There must be a better way!


----------



## malinda

Nope, there isn't really a better way. 

I used to use Koppertox exclusively and recommend it to any client who had problems with thrush, seedy toe, or just general hoof rot, but over the years I've come to like ThrushBuster much better. It is less messy and seems to work better. I haven't used Koppertox in probably 10-15 years, though it is better than nothing.


----------



## dkrabec

I put it in a syringe that way it is easy to put it where you need to an into cracks.


----------



## Cashs Cowgirl

Yep, a syringe works great. I too love thrushbuster. Good stuff and it's a pretty purple


----------



## Tiempo

I hate Koppertox too, there's no easy, mess free way to use it and it stinks.

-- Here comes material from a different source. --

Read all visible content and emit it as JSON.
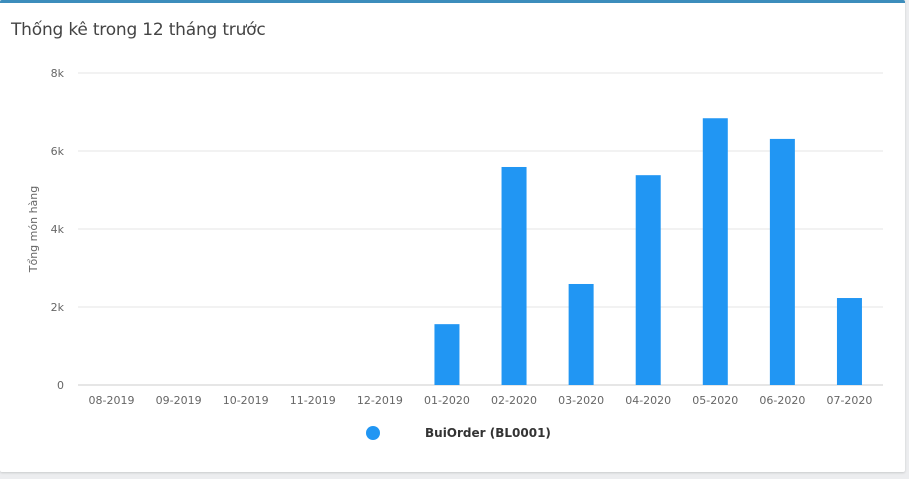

I agree with Thrushbuster, it works great for WLD and I've tried them all..nothing beats Thrushbuster

I've dissected feet that have been treated with TB and it's amazing how far it sucks up into the compromised hoof areas.


----------



## Otter

How I always used Koppertox is I scrubbed the hoof really clean with a very mild solution of bleach water with a drop of dish soap. Then I stretched and rolled cotton balls into long strips, packed them into the affected area with my clean hoofpick, and then squirted Koppertox on the cotton to soak it.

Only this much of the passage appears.